We decide where to put our risk; when to roll our dice. We choose which risks are the ones we want to take. Which ones feel like calculated risks and which are a risk too far. I am one of the most risk-averse people you could meet. I wouldn’t roll my dice on debt or drugs or bungee-jumping or extreme-anything. In truth I’m hyper-aware of risk, worrying far too much about terrorism, planes falling out of the sky or getting squished on the motorway. But I took the risk of adoption. I informed myself so it was a calculated risk. I embraced everything about the idea of it, risks and all, because, for me, I believed it would be worth it. I believed it would be more than its risk. And it has been. So much more.

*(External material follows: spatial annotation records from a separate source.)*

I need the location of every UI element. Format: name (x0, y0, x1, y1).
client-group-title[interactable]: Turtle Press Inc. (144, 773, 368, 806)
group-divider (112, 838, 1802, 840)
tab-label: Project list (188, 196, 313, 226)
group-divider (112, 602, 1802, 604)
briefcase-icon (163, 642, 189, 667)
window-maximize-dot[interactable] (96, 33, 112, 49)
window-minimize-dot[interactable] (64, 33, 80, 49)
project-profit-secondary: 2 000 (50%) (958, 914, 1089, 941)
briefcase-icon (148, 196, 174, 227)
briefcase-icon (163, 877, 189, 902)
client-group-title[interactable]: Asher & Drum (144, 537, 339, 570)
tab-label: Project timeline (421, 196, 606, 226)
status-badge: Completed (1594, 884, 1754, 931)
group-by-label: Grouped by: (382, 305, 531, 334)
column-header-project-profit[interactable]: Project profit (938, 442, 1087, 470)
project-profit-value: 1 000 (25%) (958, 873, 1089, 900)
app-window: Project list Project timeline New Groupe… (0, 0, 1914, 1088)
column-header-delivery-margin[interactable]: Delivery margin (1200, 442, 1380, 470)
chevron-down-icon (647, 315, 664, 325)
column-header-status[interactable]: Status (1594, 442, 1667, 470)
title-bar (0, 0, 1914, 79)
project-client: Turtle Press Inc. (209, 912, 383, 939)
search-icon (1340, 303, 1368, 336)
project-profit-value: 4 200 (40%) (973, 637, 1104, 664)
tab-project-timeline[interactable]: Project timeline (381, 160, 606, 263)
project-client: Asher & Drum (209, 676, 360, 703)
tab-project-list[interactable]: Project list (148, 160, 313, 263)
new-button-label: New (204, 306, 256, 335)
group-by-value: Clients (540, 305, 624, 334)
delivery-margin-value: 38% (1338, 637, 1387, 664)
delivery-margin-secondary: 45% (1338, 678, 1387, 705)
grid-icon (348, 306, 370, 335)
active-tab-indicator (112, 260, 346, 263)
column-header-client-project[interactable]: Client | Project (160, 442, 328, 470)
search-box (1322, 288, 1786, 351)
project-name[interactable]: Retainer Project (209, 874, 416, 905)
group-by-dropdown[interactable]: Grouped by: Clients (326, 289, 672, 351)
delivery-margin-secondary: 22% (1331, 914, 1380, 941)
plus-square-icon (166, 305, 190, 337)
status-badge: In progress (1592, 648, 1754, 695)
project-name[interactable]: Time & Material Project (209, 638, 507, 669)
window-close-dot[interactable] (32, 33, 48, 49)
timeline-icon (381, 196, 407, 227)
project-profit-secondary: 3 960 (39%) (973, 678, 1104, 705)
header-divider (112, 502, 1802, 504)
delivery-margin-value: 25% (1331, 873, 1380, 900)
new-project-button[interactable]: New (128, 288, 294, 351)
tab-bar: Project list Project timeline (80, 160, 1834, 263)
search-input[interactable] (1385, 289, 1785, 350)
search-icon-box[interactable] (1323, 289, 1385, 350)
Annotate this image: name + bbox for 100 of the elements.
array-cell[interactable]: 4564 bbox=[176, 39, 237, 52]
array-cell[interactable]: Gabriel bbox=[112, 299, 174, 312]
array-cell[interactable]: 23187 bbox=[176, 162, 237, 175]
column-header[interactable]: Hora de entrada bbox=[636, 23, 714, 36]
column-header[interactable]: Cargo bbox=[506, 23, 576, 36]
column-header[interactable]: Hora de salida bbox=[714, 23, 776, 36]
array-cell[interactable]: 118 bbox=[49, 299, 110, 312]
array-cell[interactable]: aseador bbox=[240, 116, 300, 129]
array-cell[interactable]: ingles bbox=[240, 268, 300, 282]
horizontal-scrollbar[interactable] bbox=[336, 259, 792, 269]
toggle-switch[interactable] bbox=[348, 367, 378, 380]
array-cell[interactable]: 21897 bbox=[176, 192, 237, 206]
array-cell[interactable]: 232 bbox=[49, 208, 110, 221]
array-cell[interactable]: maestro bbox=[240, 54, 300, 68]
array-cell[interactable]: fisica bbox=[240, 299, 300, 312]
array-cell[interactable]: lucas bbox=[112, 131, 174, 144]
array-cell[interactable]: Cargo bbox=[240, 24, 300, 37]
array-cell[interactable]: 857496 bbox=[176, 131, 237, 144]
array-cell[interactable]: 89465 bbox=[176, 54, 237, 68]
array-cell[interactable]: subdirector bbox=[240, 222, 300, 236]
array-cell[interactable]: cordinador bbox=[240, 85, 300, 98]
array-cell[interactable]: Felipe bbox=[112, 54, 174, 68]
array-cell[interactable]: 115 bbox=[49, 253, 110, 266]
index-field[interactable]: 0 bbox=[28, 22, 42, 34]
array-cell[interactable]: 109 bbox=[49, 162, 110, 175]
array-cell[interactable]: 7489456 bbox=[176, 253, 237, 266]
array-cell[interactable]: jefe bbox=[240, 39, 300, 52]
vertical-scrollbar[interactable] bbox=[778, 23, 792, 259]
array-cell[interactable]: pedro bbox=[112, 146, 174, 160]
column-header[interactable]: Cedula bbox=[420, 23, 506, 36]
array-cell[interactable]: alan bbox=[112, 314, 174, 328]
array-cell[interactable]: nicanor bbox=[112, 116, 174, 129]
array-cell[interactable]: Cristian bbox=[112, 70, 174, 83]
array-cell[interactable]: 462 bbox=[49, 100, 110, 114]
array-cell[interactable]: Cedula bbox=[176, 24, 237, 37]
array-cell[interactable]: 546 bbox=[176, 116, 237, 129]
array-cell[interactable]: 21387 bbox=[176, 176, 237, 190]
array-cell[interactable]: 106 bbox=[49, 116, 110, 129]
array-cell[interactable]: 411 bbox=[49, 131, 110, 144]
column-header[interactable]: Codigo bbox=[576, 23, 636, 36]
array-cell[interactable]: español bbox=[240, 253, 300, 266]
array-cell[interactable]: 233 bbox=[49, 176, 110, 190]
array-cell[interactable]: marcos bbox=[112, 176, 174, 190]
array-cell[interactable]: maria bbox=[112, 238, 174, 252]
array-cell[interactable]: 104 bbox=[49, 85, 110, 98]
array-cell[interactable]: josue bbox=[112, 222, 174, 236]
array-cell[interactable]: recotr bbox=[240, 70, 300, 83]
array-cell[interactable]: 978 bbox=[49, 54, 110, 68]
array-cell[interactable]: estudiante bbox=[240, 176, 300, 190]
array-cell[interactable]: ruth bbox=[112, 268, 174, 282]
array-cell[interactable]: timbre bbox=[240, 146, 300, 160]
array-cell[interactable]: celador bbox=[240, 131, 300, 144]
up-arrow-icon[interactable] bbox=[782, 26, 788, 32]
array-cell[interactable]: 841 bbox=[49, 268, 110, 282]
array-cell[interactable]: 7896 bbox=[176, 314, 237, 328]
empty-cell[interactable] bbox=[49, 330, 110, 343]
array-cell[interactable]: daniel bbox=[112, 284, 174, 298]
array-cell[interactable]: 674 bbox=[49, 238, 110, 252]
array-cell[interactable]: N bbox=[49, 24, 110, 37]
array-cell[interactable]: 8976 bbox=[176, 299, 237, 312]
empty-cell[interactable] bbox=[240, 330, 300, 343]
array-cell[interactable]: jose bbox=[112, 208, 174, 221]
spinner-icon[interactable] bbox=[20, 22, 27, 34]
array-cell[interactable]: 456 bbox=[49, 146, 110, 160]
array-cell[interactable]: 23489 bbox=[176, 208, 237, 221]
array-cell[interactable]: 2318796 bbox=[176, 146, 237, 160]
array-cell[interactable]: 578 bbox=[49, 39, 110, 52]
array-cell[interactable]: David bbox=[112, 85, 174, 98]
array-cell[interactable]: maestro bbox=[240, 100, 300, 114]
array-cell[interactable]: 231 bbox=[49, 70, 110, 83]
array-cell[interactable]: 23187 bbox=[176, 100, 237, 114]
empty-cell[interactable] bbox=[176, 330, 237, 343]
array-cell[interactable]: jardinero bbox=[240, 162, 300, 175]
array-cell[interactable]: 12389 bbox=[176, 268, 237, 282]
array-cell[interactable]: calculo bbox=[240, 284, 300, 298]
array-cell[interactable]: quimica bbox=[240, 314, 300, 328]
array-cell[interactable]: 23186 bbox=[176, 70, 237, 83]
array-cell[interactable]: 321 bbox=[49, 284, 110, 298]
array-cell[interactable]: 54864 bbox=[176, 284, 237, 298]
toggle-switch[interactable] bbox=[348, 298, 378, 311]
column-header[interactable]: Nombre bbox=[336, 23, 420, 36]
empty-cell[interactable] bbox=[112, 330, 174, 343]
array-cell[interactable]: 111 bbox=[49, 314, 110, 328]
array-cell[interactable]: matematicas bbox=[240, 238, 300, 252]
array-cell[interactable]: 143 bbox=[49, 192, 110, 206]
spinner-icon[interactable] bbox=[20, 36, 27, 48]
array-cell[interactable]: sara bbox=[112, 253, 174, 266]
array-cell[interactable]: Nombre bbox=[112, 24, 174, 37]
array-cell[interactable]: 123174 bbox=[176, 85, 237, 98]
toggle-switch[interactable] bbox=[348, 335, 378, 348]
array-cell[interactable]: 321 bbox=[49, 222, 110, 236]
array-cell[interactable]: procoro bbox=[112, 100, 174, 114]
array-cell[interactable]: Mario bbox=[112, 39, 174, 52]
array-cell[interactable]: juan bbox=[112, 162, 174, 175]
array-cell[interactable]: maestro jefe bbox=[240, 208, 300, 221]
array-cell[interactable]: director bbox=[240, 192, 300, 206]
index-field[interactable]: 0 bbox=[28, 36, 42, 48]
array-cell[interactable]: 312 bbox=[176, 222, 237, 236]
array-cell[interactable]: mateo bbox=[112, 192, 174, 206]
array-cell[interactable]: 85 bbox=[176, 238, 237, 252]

Adoption has been life-changing for us, in every way. Big Bear has become a brother through adoption. He has grown stronger and more self-assured because of adoption. He was always going to be a kind and empathetic young man but adoption has made him even more aware of others – the ways in which they might struggle, the ways in which he has the power to change outcomes for them through his words and actions and the ways other people’s lives might differ from ours. He’s very emotionally astute for a nine year old and I think adoption has played its role in that.
For Grizzly and I there is the obvious impact: we have gained another son. A son who drives us up the wall at times, who has found buttons we didn’t even know we had and pushed them, then pushed them again. A son whom we love entirely, just as he is. A son who we are immensely proud of and who brings each one of us joy, every single day. A son who is the funniest, kindest, most determined young man you could wish for.
Adoption has completed our family. It has brought our parents another grandchild; my brother another nephew.
For me, adoption has taken my career in new directions. It has led me to writing.
And as for Little Bear himself, it’s kind of hard to quantify. I don’t want to perpetuate the myth that adopters are like superheroes, saving children from a lesser life. There are no capes or bulging thigh muscles here and we don’t wear our pants on top of our clothes too often. There is no heroism in losing your temper or the natural mess of our daily lives. But it is possible to think about Little Bear’s starting point and the ways in which being adopted have undeniably changed his trajectory. He has gone from being a three and a half year old functioning at a 16 month level to a keen, enquiring and capable 6 year old. He has gone from attending a special educational needs nursery to literacy, passing through and leaving behind the lowest group in his mainstream class. Expectations for his future have gone from zero/ worrying to certainty he will succeed in a field of his choosing.
Adoption means Little Bear aches for his birth siblings. It means he has a lot of questions and we don’t always have the answers. It means he sometimes feels different and wonders where he belongs.
Adoption has given Little Bear stability, safety, self-belief and certainty. It’s given him a forever home and a family who will fight wolves empty-handed for him, if necessary.
Adoption has been life-changing for us all.
I can’t tell you to do it and I can’t tell you not to do it. It’s your risk.
If you think you can do it, do your research. Know the type of risk you are considering; arm yourself with knowledge.
I can tell you this: you cannot do it alone. You can be a single adopter, of course, but you need your people for the days when you don’t feel well or when your little darling has driven you three times around the bend. You need an adoption agency with proper, robust, actual post-adoption support for the times when only a reassuring, experienced professional will cut it. You need to acquaint yourself with self-care; what works for you, how much and how you will know when you need it, because adoption relies fully on you being okay.
Adoption is not the right route to parenthood for everybody. But if you like your risks with a high likelihood of progress, satisfaction and pride, it could well be the route for you.